Choc du vote extrémiste
La France, au contraire, qui avait obtenu en juin 2013 un délai de deux ans pour ramener son déficit sous la barre des 3 %, est l'objet de toutes les attentions. Elle confirme malheureusement son retard dans l'assainissement de ses comptes. La Commission devrait lui répéter que, sauf mesures supplémentaires, elle n'estime pas les efforts suffisants. Après un déficit de 4,3 % en 2013, la Commission européenne prévoyait début mai un déficit de 3,9 % cette année et d'encore 3,4 % en 2015. Soit un réel dérapage par rapport à la trajectoire préconisée en 2013 (3,6 % en 2014 et 2,8 % en 2015).

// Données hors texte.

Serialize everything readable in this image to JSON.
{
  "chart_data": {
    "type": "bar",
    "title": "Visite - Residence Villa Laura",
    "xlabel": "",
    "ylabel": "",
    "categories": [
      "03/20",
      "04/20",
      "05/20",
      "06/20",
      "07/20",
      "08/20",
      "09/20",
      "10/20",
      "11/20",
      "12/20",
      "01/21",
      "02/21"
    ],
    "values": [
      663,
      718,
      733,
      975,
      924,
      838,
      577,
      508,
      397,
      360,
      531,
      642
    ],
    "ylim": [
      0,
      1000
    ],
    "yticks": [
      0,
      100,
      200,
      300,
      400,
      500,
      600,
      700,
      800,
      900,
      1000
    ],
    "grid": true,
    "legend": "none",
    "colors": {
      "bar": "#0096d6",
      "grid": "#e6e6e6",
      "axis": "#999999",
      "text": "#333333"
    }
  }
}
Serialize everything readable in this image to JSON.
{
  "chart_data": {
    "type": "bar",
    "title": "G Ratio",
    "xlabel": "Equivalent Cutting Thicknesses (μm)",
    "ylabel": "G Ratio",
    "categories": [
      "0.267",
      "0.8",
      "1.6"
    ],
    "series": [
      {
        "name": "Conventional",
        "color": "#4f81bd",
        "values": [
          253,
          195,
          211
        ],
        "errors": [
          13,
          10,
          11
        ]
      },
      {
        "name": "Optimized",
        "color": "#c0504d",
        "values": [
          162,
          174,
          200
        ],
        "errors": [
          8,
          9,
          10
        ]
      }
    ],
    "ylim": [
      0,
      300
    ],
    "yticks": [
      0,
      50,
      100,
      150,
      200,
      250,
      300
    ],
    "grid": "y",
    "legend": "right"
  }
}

Toutefois, le Premier ministre Manuel Valls a promis de rectifier l'écart avec 4 milliards d'économies supplémentaires dans le projet de loi de finances rectificative qui sera dévoilé le 11 juin prochain, tandis que le ministre des Finances, Michel Sapin, a réitéré l'engagement à parvenir à un déficit de 3 % en 2015.La parole de la France est-elle encore crédible ? Olli Rehn dira s'il le pense ou non. Quel que soit son verdict, la question des sanctions sera renvoyée à l'an prochain, car il est difficile de sanctionner un mauvais élève par anticipation. « On a encore un an pour faire nos preuves », rappelle-t-on à Bercy.Et le climat a changé. Avec le plan d'économies de 50 milliards d'euros, le pacte de stabilité, la fusion des régions en passe d'être dévoilée (lire page 4), le vent de la réforme tant attendu semble enfin souffler en France. Par ailleurs, la poussée du vote extrémiste aux élections européennes a ébranlé les tenants de la rigueur. « Un tel vote en France, pays fondateur de l'Europe, nous surprend, nous fait mal et peur », confie un ambassadeur en poste à Bruxelles.Mardi dernier lors du Conseil européen, François Hollande a appelé l'Europe à se réorienter, sans toutefois demander de délai supplémentaire pour la France. Insistant sur le fait que l'Hexagone devait se réformer dans son intérêt. Il a ainsi promis d'accélérer la réforme territoriale, « pas parce que la Commission nous le demande mais parce qu'il faut adapter au XXIe siècle des structures qui datent du XIXe ».
Du côté des partenaires, on semble prêt à ménager le « malade ». « Je ferai tout pour qu'il existe de la croissance et de l'emploi en France, sans quoi la zone euro ne se stabilisera pas », a promis mardi soir la chancelière Angela Merkel.